Esta narración, atribuida a Freddie Mercury
poco antes de morir de SIDA, habla con viveza sobre los riesgos de la
adicción a las drogas. Y las adicciones nos remiten a la pérdida de
libertad interior, uno de los grandes temas de nuestro tiempo, que
encierra innumerables paradojas.
El
deseo de libertad que hay en el corazón del hombre le impulsa a
traspasar los límites dentro de los cuales se siente como encerrado.
Queremos aumentar nuestro poder de transformar la realidad. Pero ese
ansia de libertad no siempre encuentra el modo de realizarse. Hay
ocasiones en que se presentan circunstancias externas objetivas que nos
oprimen, y que queremos y debemos procurar cambiar, pero hay otras
ocasiones en que nos engañamos y echamos la culpa a lo que nos rodea
cuando el problema (y la solución) están dentro de nosotros. Es nuestro
corazón quien está prisionero de sus egoísmos y sus miedos, el que debe
cambiar, el que debe afrontar la dureza de la vida, el que debe
conquistar su libertad interior y no consentirse huir de la realidad
para refugiarse en la fantasía o en el victimismo.

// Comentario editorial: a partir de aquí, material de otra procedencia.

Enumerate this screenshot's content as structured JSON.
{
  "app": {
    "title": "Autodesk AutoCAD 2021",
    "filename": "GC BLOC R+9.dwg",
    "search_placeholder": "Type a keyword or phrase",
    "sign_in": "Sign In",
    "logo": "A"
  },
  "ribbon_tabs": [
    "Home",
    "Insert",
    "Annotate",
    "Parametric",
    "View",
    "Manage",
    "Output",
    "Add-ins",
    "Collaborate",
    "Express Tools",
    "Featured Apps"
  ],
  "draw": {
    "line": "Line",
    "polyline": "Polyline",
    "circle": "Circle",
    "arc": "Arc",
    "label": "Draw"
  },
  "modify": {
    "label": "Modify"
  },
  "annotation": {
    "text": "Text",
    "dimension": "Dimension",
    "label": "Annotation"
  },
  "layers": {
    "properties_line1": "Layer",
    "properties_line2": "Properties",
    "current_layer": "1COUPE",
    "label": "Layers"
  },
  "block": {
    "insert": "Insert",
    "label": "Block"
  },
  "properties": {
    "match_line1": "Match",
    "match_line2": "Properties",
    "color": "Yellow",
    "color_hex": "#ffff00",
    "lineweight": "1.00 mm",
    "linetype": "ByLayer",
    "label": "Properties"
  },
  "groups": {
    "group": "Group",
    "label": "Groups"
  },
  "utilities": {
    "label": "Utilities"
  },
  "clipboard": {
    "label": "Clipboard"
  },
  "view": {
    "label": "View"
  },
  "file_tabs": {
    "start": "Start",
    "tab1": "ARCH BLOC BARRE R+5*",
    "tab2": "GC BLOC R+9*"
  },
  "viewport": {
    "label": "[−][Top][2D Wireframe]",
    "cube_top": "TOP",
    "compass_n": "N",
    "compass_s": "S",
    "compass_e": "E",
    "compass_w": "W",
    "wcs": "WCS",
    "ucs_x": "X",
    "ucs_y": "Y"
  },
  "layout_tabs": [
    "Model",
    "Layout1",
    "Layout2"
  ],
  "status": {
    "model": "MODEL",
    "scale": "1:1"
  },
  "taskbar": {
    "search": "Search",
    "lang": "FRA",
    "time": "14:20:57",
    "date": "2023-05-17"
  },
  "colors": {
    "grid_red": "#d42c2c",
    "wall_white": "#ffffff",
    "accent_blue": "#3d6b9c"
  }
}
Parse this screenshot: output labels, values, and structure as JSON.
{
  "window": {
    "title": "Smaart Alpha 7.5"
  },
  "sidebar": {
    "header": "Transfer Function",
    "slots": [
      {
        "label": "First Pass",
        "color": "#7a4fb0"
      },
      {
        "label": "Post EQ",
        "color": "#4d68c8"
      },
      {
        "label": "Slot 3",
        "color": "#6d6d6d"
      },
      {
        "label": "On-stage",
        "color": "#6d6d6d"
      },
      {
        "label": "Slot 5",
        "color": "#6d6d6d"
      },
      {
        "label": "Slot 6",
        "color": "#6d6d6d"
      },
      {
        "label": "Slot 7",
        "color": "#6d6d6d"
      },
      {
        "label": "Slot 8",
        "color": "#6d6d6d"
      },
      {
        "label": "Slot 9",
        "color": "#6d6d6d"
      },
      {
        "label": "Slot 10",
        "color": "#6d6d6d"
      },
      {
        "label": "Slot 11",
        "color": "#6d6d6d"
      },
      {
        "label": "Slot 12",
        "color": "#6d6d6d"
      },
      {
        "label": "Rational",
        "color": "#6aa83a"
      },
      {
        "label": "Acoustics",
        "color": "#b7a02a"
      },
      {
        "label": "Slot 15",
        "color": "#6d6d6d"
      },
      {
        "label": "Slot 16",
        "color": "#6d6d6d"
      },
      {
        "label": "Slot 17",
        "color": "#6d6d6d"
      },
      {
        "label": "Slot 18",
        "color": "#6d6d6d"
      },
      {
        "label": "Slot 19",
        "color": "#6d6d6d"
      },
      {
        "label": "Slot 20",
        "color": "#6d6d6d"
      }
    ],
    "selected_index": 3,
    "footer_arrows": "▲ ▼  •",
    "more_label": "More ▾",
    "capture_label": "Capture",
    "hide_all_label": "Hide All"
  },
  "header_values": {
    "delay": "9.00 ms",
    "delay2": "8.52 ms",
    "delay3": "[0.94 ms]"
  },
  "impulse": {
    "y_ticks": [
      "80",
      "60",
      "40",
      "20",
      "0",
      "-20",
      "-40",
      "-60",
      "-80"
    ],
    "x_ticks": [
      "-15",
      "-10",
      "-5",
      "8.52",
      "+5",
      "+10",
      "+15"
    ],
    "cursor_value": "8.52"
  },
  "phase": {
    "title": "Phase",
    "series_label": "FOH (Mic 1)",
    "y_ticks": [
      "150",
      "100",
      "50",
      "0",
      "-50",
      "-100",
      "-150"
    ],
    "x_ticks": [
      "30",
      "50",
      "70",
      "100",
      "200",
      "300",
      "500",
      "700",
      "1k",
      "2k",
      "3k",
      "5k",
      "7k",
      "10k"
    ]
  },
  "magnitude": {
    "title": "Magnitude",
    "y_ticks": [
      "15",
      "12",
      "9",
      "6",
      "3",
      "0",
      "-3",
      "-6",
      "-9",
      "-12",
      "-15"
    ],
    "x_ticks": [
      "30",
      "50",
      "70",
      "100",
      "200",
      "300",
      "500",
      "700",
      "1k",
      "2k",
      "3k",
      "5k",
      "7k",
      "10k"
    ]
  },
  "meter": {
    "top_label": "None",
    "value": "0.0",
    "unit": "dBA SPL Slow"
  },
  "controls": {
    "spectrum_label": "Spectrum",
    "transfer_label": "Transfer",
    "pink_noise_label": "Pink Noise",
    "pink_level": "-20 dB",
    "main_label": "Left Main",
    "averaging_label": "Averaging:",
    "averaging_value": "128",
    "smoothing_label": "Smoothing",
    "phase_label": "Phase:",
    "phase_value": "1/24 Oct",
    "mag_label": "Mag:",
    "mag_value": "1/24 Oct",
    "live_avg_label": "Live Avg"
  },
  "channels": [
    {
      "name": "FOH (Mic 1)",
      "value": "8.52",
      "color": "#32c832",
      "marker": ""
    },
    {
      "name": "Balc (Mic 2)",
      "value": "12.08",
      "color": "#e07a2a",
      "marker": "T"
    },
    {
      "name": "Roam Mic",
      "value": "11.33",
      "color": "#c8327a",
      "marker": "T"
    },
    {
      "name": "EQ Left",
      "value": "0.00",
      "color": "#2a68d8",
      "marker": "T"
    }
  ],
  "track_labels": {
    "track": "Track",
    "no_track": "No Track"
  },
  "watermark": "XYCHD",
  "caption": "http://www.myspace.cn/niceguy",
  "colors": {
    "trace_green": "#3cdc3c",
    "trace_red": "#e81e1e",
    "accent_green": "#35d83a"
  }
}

Una de las paradojas de la libertad interior es —en expresión de Jacques Philippe—
que ser libre es también aceptar lo que no se ha elegido. El hombre
manifiesta la grandeza de su libertad cuando transforma la realidad,
pero también cuando sabe aceptar la realidad que día tras día le viene
dada. Aceptar las limitaciones personales, la propia fragilidad, las
situaciones y frustraciones que la vida nos impone, son modos de hacer
crecer nuestra propia libertad interior, pues en ese ámbito personal
podemos llegar a ser mucho más dueños de nuestras reacciones, y por
tanto más libres.
Cuanto
más dependamos de sentirnos listos o poderosos o atractivos, como ese
gran genio de la televisión, o como ese multimillonario de moda, o como
la última top-model del momento, más difícil nos resultará esa
necesaria aceptación distendida de nuestra realidad, que ha de ir unida a
una firme determinación de mejorarla. La verdadera libertad interior
tiene mucho que ver con superar las numerosas “creencias limitadoras”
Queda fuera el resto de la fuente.